O Google tropeçou em um dos lançamentos mais aguardados do ano. De acordo com uma reportagem da Bloomberg, a empresa decidiu adiar a chegada do Gemini 3.5 Pro, seu principal modelo de inteligência artificial, depois de constatar que ele não atingiu as metas internas de desempenho. A repercussão foi imediata no mercado: as ações da Alphabet, holding dona do Google, caíram cerca de 4% em 16 de julho, assim que a informação circulou.
O ponto mais sensível, segundo as fontes ouvidas, está na programação. As capacidades de geração de código do Gemini 3.5 Pro teriam ficado abaixo do que o próprio Google esperava — justamente a área que virou o novo campo de batalha entre as gigantes de IA. Vale lembrar que o modelo foi anunciado com pompa em maio, durante o Google I/O, o que torna o adiamento ainda mais desconfortável para a imagem da companhia.
O timing não poderia ser pior.

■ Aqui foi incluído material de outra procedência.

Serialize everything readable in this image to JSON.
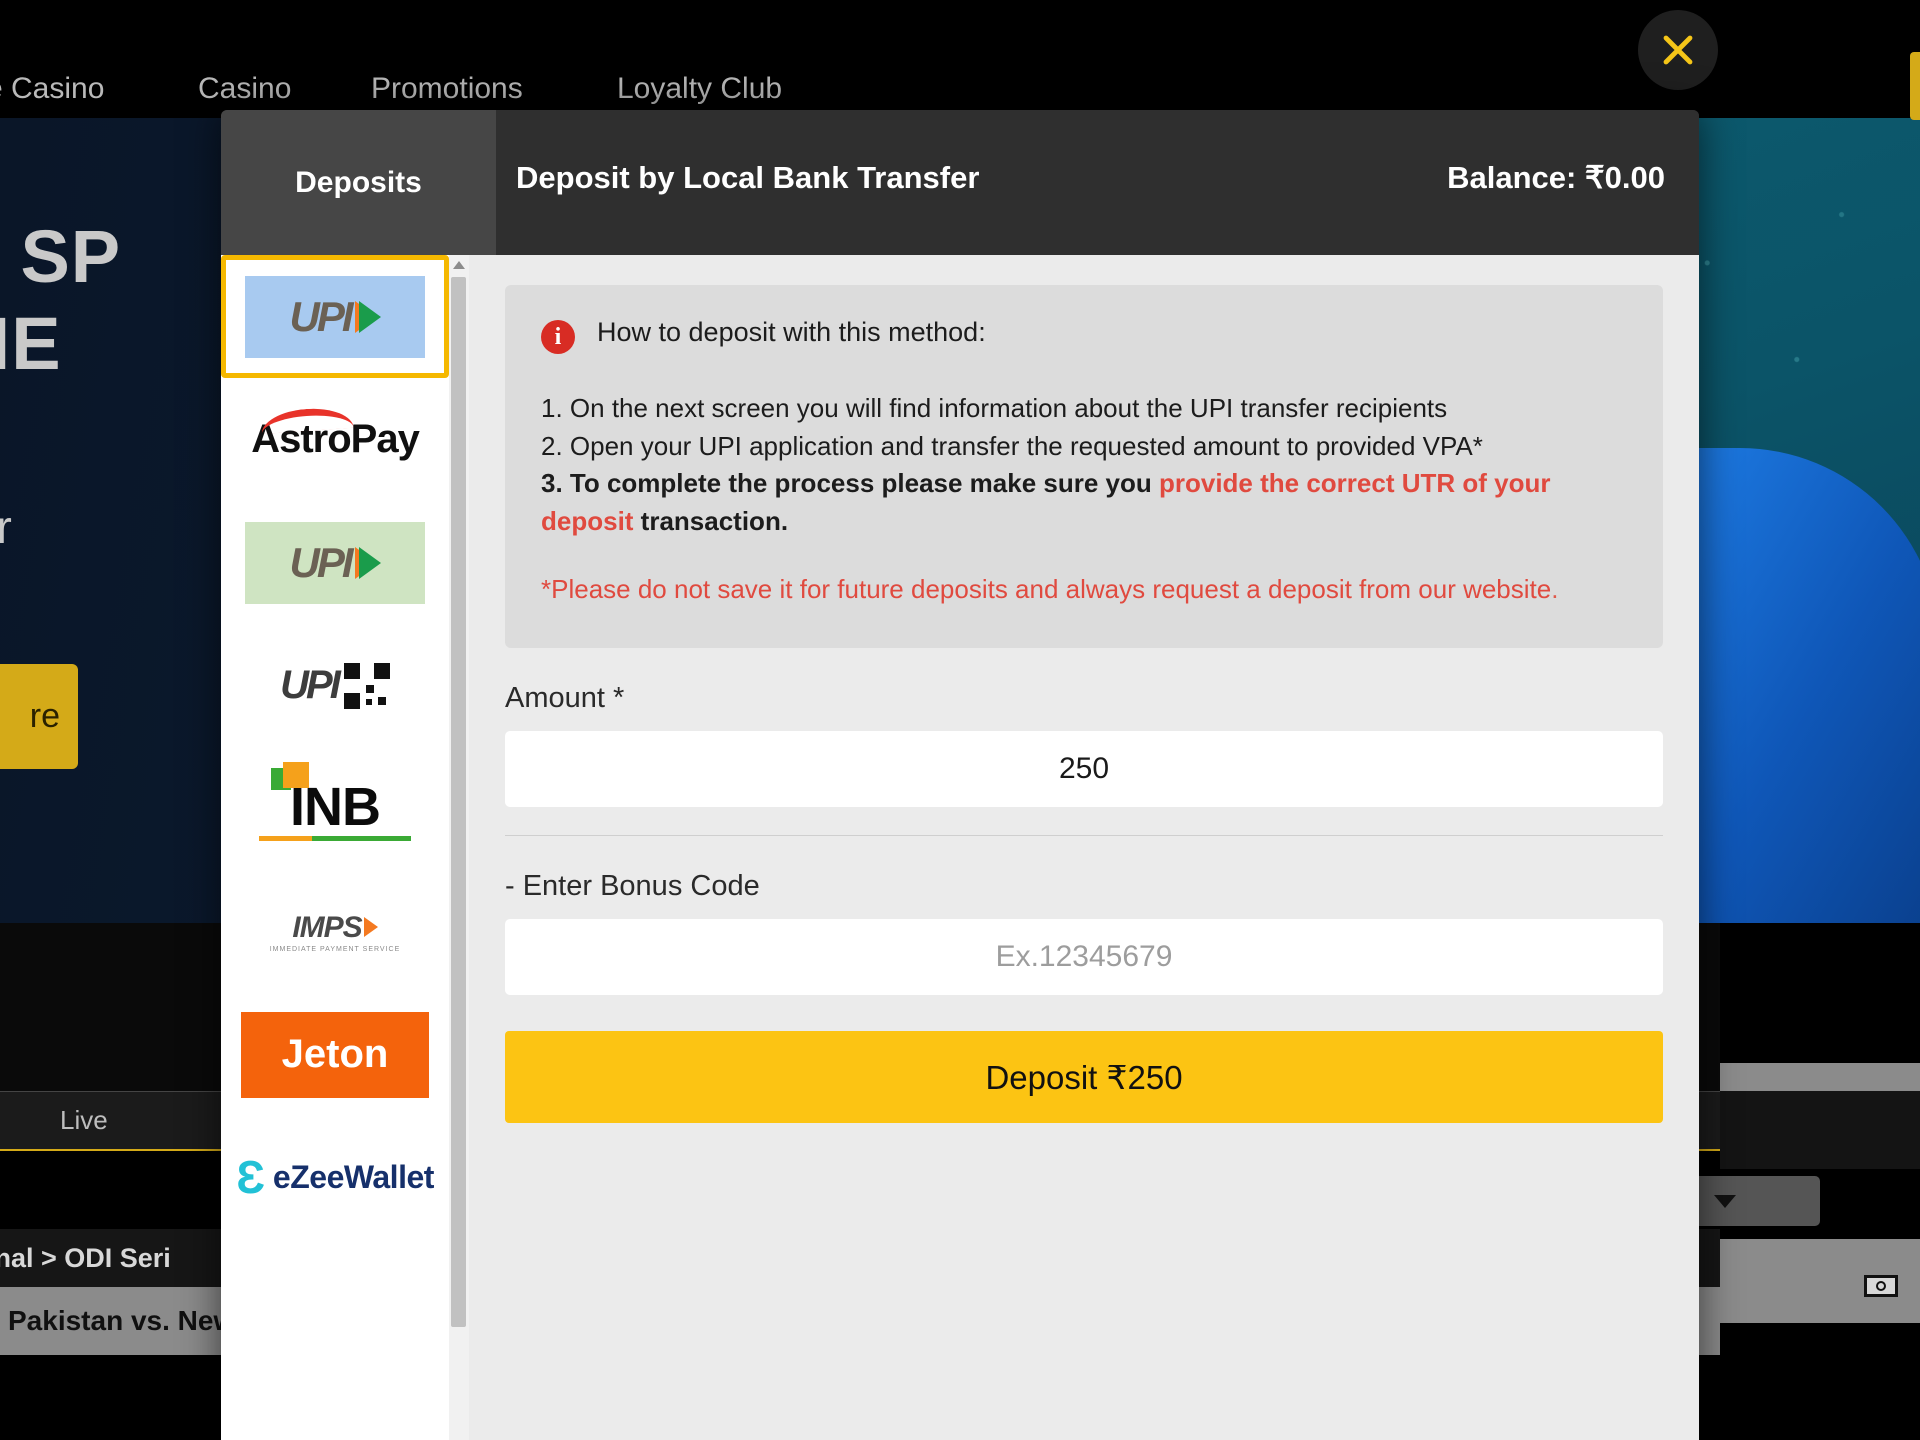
{
  "background": {
    "nav_items": [
      "e Casino",
      "Casino",
      "Promotions",
      "Loyalty Club"
    ],
    "banner_title": "KH SP\nOME",
    "banner_subtitle": "n your\nsits!",
    "banner_button": "re",
    "live_tab": "Live",
    "breadcrumb": "onal  >  ODI Seri",
    "match_row": "Pakistan vs. New ."
  },
  "close_button": {
    "name": "close",
    "color": "#f5c518"
  },
  "modal": {
    "tab_label": "Deposits",
    "title": "Deposit by Local Bank Transfer",
    "balance": "Balance: ₹0.00",
    "methods": [
      {
        "id": "upi-blue",
        "label": "UPI",
        "selected": true
      },
      {
        "id": "astropay",
        "label": "AstroPay",
        "selected": false
      },
      {
        "id": "upi-green",
        "label": "UPI",
        "selected": false
      },
      {
        "id": "upi-qr",
        "label": "UPI QR",
        "selected": false
      },
      {
        "id": "inb",
        "label": "INB",
        "selected": false
      },
      {
        "id": "imps",
        "label": "IMPS",
        "selected": false
      },
      {
        "id": "jeton",
        "label": "Jeton",
        "selected": false
      },
      {
        "id": "ezeewallet",
        "label": "eZeeWallet",
        "selected": false
      }
    ],
    "method_extra": {
      "imps_tagline": "IMMEDIATE PAYMENT SERVICE",
      "ezee_mark": "Ɛ"
    },
    "info": {
      "icon": "info-icon",
      "heading": "How to deposit with this method:",
      "step1": "1. On the next screen you will find information about the UPI transfer recipients",
      "step2": "2. Open your UPI application and transfer the requested amount to provided VPA*",
      "step3_prefix": "3. To complete the process please make sure you ",
      "step3_red": "provide the correct UTR of your deposit",
      "step3_suffix": " transaction.",
      "note_red": "*Please do not save it for future deposits and always request a deposit from our website",
      "note_tail": "."
    },
    "form": {
      "amount_label": "Amount *",
      "amount_value": "250",
      "amount_placeholder": "Amount",
      "bonus_label": "- Enter Bonus Code",
      "bonus_value": "",
      "bonus_placeholder": "Ex.12345679",
      "deposit_button": "Deposit ₹250"
    }
  }
}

O atraso acontece em um momento de disputa acirrada, com a Meta empurrando o Muse Spark 1.1 e a OpenAI apresentando o GPT-5.6 Sol, ambos com foco pesado em código e em agentes autônomos. Enquanto os rivais aceleram, o Google se vê obrigado a segurar a peça que deveria ancorar sua resposta. Em nota, um porta-voz da Alphabet afirmou estar fazendo “envios rápidos” para uma ampla gama de modelos e disse que a empresa segue testando o 3.5 Pro com parceiros, mantendo diálogo com o governo americano.
Para o leitor brasileiro, o episódio importa por dois motivos. O primeiro é prático: o Gemini já está espalhado por serviços que usamos todo dia, do buscador ao Android, passando pelo Workspace, e um modelo mais capaz tende a melhorar assistentes, resumos e ferramentas de produtividade. O segundo é o recado que fica para o setor — mesmo uma empresa do porte do Google pode ser forçada a recuar quando um modelo não entrega o prometido, sinal de que a régua de qualidade em IA subiu e que anunciar não é o mesmo que entregar.